Despite its efficient parameter count, the model demonstrates sophisticated "world-modeling" capabilities—understanding cause-and-effect, emotional nuance, and character persistence over extended contexts.

## 🚀 Model Highlights
*   **Architecture:** Llama-based Decoder-only Transformer
*   **Parameters:** 190.55 Million
*   **Context Window:** 2048 Tokens
*   **Final Training Loss:** 1.27 (at Step 2,000)
*   **Optimization:** Fully compiled via `torch.compile` with Flash Attention 2 support.

---

## 🧠 Model Structure & Design

The model utilizes a modern LLM blueprint designed for training stability and inference speed. By implementing **Rotary Positional Embeddings (RoPE)**, the model maintains a precise understanding of token relationships across its full 2048-token window, doubling the standard context length of most models in this size class.
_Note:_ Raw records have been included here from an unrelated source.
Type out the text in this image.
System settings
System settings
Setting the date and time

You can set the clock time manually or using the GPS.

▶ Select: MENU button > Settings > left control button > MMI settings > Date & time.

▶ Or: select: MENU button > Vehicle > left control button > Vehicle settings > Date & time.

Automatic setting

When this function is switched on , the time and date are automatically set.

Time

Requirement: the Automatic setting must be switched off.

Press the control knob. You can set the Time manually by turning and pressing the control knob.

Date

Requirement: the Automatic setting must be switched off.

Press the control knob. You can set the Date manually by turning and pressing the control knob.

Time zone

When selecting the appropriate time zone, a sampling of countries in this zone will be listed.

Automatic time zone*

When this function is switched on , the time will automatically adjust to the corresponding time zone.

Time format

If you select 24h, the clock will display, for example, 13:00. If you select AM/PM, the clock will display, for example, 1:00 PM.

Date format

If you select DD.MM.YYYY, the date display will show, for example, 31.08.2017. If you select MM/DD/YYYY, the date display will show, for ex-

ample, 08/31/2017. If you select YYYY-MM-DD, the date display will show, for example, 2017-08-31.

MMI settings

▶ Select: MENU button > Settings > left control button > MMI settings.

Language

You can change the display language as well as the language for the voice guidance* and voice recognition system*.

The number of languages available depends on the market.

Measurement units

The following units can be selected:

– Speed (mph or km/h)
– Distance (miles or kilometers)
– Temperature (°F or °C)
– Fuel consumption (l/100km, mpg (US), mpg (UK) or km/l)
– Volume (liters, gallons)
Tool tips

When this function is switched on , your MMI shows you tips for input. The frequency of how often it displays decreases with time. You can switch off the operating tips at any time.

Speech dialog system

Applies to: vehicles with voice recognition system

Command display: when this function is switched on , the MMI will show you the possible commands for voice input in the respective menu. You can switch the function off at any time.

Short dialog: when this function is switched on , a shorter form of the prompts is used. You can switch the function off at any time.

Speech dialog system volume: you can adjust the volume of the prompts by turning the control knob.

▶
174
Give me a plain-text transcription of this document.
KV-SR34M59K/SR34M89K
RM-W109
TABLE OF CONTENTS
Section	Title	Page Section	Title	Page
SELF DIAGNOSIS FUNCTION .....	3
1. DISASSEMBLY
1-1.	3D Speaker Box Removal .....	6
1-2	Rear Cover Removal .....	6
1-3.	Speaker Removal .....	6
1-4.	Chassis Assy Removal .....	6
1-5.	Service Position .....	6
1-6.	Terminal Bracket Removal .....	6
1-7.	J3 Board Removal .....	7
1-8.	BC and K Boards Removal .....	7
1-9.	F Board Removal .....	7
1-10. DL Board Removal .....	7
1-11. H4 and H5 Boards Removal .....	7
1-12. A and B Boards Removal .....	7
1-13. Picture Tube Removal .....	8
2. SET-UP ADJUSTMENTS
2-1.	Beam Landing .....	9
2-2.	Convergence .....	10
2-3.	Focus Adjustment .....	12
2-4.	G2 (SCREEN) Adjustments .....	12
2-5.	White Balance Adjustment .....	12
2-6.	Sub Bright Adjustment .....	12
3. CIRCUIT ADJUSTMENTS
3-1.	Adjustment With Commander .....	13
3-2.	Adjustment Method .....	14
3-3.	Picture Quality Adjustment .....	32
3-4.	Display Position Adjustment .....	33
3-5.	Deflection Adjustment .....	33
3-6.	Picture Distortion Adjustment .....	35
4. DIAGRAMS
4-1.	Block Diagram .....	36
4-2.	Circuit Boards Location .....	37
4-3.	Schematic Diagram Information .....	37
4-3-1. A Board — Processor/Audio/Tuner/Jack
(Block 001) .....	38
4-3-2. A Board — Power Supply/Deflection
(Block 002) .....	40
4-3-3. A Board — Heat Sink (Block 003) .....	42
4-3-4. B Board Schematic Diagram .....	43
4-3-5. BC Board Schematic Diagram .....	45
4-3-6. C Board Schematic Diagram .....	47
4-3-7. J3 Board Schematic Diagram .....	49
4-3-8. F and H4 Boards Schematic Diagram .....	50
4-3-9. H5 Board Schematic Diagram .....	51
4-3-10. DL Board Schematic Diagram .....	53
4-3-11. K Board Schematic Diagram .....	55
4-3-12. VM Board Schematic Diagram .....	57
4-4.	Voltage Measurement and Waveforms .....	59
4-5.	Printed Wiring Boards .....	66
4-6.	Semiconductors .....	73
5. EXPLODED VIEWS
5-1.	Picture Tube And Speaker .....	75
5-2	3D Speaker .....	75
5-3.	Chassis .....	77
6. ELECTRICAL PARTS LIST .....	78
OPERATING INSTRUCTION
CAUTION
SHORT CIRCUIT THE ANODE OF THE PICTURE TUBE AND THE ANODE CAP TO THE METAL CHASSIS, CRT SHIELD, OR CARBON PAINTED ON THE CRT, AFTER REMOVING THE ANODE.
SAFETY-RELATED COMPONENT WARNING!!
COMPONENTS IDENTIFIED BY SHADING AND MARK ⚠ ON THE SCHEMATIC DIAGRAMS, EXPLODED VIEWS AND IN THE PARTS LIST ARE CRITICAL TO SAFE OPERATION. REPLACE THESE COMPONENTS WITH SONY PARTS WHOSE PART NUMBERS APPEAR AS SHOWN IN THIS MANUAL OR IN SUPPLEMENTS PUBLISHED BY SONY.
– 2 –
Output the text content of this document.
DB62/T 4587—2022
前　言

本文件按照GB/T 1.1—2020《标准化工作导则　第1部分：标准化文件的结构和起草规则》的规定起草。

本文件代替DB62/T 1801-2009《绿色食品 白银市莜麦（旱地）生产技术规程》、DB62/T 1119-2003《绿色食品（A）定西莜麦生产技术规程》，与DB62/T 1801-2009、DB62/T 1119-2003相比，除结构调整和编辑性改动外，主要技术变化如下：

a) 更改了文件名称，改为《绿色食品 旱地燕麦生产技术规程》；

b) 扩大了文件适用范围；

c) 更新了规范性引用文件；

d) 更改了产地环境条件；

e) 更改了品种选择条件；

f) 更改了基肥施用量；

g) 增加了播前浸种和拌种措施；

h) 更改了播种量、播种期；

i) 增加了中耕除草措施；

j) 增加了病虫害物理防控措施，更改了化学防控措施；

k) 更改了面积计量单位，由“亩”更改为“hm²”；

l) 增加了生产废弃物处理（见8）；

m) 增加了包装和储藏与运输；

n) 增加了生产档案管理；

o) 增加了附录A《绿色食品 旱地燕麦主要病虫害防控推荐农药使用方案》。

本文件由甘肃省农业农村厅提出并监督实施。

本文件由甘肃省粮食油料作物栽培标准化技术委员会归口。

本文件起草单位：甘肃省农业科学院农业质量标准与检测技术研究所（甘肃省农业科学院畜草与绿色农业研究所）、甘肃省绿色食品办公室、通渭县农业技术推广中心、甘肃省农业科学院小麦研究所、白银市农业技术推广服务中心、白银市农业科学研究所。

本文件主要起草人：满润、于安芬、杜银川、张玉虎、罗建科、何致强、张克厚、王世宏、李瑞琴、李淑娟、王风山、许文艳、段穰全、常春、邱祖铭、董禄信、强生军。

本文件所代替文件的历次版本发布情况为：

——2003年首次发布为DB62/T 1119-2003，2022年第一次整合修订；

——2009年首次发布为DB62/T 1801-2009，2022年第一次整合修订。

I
### Technical Specifications
| Feature | Specification |
| :--- | :--- |
| **Hidden Dimension** | 768 |
| **Layers (Depth)** | 12 |
| **Attention Heads** | 12 |
| **Intermediate Size** | 3072 |
| **Activation Function** | SwiGLU |
| **Normalization** | RMSNorm |
| **Vocab Size** | 50,257 (GPT-2 Tokenizer) |

---

## 📈 The Evolution of Learning

Training on the **TinyStories** dataset allows us to observe the model's cognitive development in distinct phases. **Test-1-2000** achieved high literacy by progressing through these stages:

### 1. The Lexical Phase (Steps 0 – 250)
The model mastered basic English syntax and frequent patterns. It learned that "Once upon a time" is the standard anchor for its world.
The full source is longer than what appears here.